How odd — or perhaps just sublimely unaware — to urge the Supreme Court to preserve racial preference in a letter that explicitly rejects the sole justification for affirmative action in higher education on which the Court has relied since Bakke.
Ironic, Unintended Effects
Stanford’s efforts to promote more “inclusion” have some unintended, ironic implications and may even backfire, doing, like racial preference itself, more harm than good:
- All physics majors are required to take an introductory course in mechanics. Designing a separate minority-oriented course will make the normal, standard mechanics course less.

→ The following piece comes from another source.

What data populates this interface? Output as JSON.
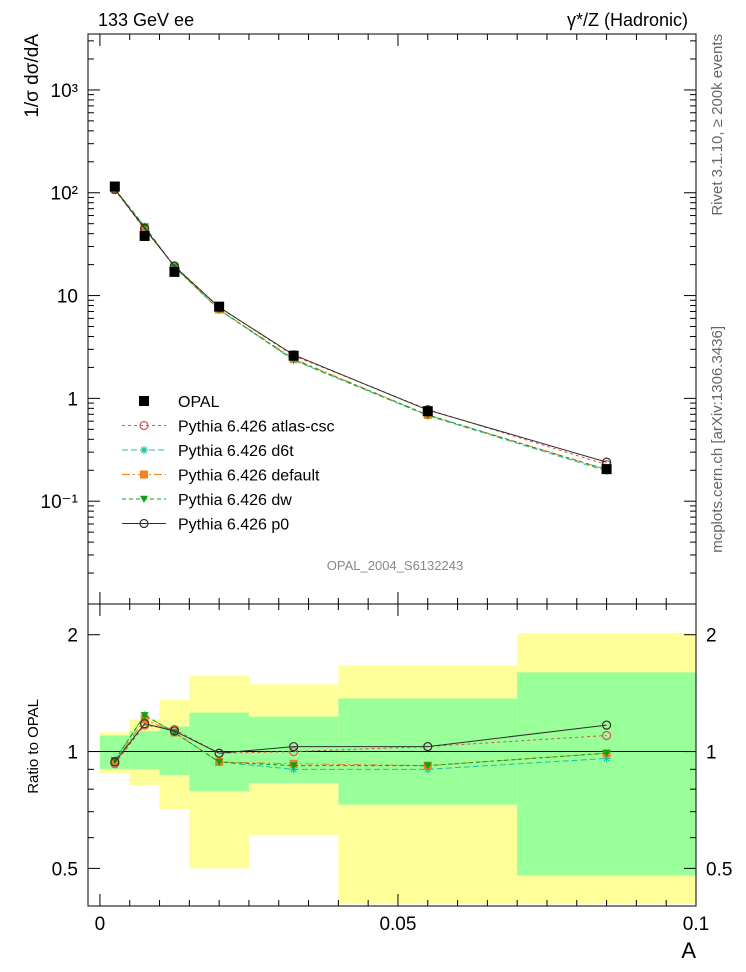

- Courses created for minorities show that Stanford implicitly accepts the core argument of the “mismatch” explanation of minority attrition from STEM, that students do better in classes where their qualifications are in line with those of their peers.
- Like “physics for poets” and “physics for jocks,” watered down physics courses to make it easier for non-science majors to fulfill their distribution requirements, Stanford’s minority-oriented courses will predictably develop a reputation as “physics for blacks,” thus reinforcing the already present stigma attached to affirmative action admits.
I suppose Stanford can pride itself on being a trail-blazer even though the trail leads down a slippery slope.